I could see him smile. He could probably see me squirm.
“You
do
fascinate me,” he said. “I hope you will consider dinner some night. Out, if you feel safer.”
“Thanks. I don't think so.”
“That's the problem,” he said.
“What is?”
“Don't think.”
I hung up. The conversation had gone on about four exchanges too long. My hand was still on the receiver. It was shaking. I wished to hell I could follow my own advice and talk about what was inside me right now. But I didn't know. He was wrong. I had done things without thinking. My first, the professor, was one—a big one. A no-returns-accepted impulse buy my freshman year. That was probably why I was so cautious now: that one did major damage.
You have never talked to anyone about that. Not even Phil, who didn't want to hear about the men who came before. It is long overdue. Maybe now that you have a sister who has been in similar shoes . . .

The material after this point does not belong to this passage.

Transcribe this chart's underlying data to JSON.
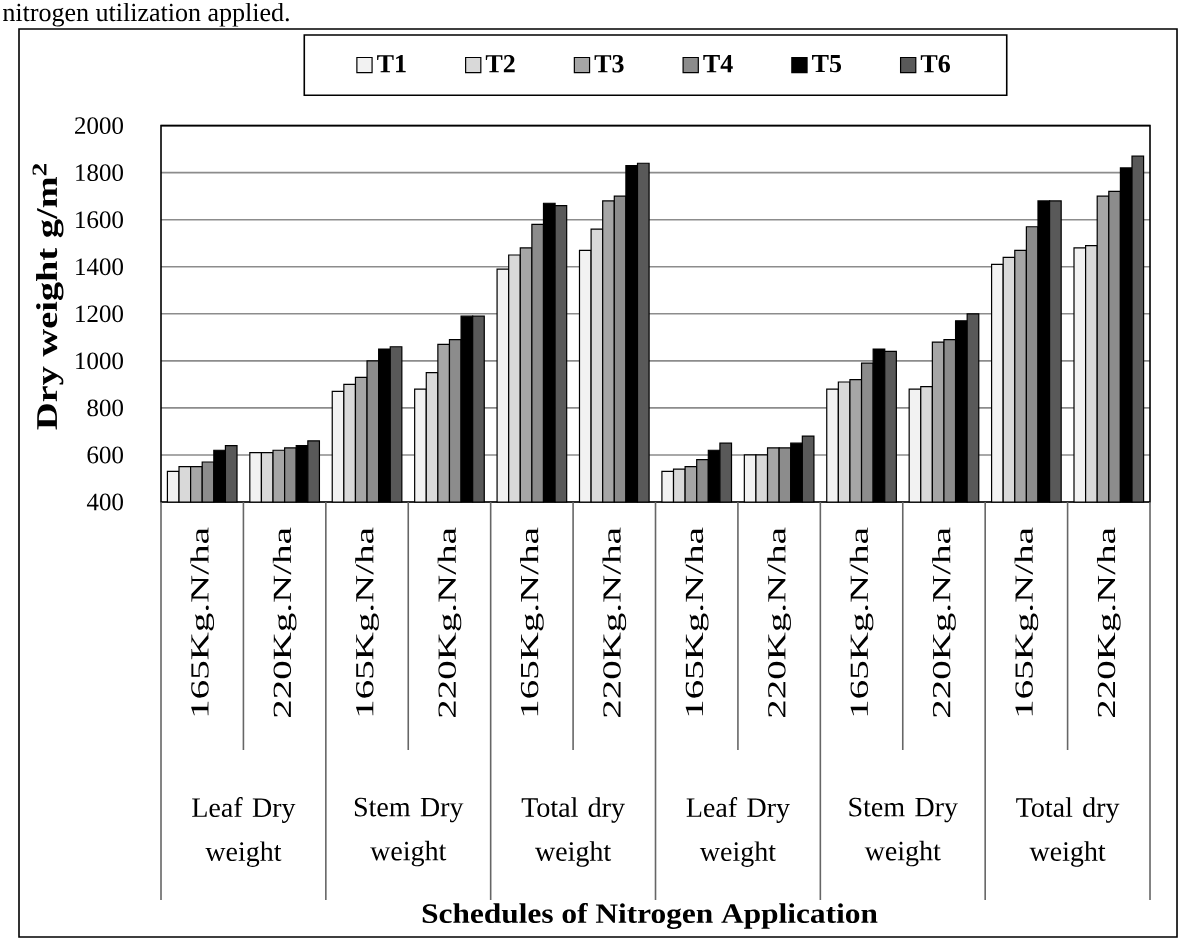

My eyes fell on a scrap of paper in the corner of my desk. The writing blasted Stephen Hatfield out of my brain and into next week.
“Not possible,” I said, thinking back. “Not . . . no. How does that even fit?”
I went to call Grant, realized he wasn't the man I needed to talk to. I turned on my monitor, looked up another number. It was early, but that was too damn bad.
I took a quick trip to the dining area. “Stacie, are you all right?”
“Can I get myself another coffee?”
“Of course. Behind the counter in a box marked Maxwell House.”
She nodded.
She was all right enough. I went back to the office and picked up the phone.
As for Robert Reid, he would take my call and like it.